Fortuitously, Marco quickly lost power and dissipated by 26 August and Laura herself did likewise by the 29th. As a result, Stennis teams resumed Green Run testing on the 31st and Test 5—the final “functional” test, dedicated to evaluating the core stage’s Thrust Vector Control (TVC) and hydraulics—concluded earlier this month. “The Thrust Vector Control System is the part of the engine that steers, or gimbals, the engine during launch, so they’ll actually move the engine just like they move it for launch,” NASA’s Tracy McMahan recently told AmericaSpace. “It has huge components, called actuators, that steer the engines and they will also check out systems that provide hydraulics to the engine valves.”

Infographic of the Space Launch System (SLS) core stage. Image Credit: NASA

But Ms. McMahan cautions that NASA is not working toward any definitive dates. “For each of these tests, it is the first time they are conducting the test on a brand-new stage,” she previously told us. “So they don’t really have a hard-stop date. It all depends on what they find during the test, if they have to fix anything or make any adjustments.”

With the completion of Test 5, the final “functional” test of integrated core-stage systems is now behind the team. The final three steps of the Green Run—simulating the countdown sequence in Test 6, performing a fully-fueled Wet Dress Rehearsal (WDR) in Test 7 and hot-firing the four RS-25 engines for a full-flight-duration of 8.5 minutes in Test 8—are considered a test of core stage operations. With Test 6 slated to begin early next week and the Hot Fire Test expected in early November, the exact No Earlier Than (NET) dates for the completion of each test have yet to be announced.

The fifth and final “functional” Green Run test was completed earlier this month. Video Credit: NASA

“That will be assessed  and determined after the countdown simulation, when NASA will conduct a test readiness review,” Ms. McMahan told us. “Right now, we are targeting October for the WDR and early November for the hot-fire.”

However, it must be borne in mind that the entire Green Run campaign is a series of highly complex “firsts” for the core stage. “The time between each test depends on what we find in the prior test,” she added. “The WDR is a big deal. It will be the first time the tanks have been filled with cryogenic propellants.
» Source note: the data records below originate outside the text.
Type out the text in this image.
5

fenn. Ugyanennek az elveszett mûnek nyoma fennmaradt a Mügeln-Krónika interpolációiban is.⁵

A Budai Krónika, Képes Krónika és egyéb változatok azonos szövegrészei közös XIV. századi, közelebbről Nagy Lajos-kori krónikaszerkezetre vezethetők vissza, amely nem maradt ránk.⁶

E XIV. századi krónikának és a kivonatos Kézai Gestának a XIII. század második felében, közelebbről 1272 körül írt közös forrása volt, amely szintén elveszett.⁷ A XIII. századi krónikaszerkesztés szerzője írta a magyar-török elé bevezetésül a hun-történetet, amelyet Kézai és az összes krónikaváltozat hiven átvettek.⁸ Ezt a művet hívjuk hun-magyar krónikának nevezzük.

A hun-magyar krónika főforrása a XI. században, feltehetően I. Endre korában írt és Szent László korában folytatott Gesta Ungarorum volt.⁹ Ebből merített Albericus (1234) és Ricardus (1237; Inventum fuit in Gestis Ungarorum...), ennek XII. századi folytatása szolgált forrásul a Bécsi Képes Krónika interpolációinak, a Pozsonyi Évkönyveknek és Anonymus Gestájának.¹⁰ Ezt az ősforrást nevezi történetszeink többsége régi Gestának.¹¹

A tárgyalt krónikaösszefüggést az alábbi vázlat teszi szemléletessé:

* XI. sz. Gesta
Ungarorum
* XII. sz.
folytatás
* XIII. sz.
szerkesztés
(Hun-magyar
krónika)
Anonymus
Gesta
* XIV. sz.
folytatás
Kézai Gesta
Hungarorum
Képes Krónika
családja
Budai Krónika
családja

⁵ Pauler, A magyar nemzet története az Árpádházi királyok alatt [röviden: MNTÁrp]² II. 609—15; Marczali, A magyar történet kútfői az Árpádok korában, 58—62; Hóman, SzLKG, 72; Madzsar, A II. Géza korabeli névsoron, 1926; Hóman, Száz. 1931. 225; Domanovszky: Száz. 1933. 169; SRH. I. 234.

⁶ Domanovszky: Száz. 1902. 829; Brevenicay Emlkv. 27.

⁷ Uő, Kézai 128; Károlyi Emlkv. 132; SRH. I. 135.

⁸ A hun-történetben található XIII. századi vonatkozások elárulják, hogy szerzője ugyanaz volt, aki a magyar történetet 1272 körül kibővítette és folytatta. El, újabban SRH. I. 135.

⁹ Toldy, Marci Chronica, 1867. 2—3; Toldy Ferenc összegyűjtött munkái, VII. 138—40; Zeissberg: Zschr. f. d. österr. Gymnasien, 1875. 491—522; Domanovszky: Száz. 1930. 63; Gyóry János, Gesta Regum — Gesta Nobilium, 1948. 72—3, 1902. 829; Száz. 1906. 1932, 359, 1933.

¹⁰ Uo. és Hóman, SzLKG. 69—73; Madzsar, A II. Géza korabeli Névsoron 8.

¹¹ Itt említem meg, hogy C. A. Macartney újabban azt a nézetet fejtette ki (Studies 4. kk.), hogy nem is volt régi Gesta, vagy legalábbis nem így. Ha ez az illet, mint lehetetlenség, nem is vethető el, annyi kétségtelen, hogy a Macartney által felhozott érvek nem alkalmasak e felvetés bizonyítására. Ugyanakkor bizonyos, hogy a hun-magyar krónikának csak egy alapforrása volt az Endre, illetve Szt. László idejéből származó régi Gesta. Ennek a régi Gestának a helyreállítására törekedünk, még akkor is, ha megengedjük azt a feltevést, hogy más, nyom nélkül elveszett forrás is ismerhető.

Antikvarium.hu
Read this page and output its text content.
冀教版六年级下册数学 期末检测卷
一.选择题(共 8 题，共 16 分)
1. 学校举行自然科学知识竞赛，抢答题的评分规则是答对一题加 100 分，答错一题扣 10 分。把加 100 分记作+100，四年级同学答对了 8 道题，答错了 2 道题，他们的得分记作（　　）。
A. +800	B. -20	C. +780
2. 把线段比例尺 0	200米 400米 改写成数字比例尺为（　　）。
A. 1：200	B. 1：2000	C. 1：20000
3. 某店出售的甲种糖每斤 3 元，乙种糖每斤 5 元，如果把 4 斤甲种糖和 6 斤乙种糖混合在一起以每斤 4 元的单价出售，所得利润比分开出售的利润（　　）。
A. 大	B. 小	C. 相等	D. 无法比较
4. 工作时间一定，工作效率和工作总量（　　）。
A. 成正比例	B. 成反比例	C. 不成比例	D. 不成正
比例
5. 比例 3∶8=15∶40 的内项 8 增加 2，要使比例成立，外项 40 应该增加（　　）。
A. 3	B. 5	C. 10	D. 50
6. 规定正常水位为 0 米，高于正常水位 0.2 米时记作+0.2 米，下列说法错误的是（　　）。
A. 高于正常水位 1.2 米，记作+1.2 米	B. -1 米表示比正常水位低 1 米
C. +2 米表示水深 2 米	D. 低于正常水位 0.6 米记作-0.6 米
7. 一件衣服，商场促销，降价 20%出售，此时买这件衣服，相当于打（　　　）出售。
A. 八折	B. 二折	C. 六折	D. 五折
The WDR will exercise every part of the stage that needs to work for the hot-fire, except actually firing the engines.”

Flight plan schematic for Artemis-1, the first Space Launch System (SLS) mission, targeted for late 2021. Image Credit: NASA

During the WDR, the core stage tanks will be filled, then drained, with 733,000 gallons (3.3 million liters) of liquid oxygen and hydrogen, the former cooled to -182 degrees Celsius (-297 degrees Fahrenheit) and the latter to -252 degrees Celsius (-423 degrees Fahrenheit). There are two reasons for this fill-and-drain procedure. “It will allow the whole system to be checked out and allow the tanks [and] propellant lines to be inspected afterwards and provide time for data analysis of all those systems,” said Ms. McMahan, “and it will allow the team to simulate a scrub on the launch pad, should that happen in the future on a mission.”

Assuming that the Hot Fire Test occurs as planned in early November, NASA currently plans to refurbish the core stage and ship it to the Kennedy Space Center (KSC) in early January. Key areas for refurbishment, unsurprisingly, are the engines themselves. “The engine team will inspect the engine and determine what needs o be done after the test,” she told us. “Another area where they expect some refurbishment is in the foal thermal protection system.” Most of this work will be conducted at Stennis, prior to shipment.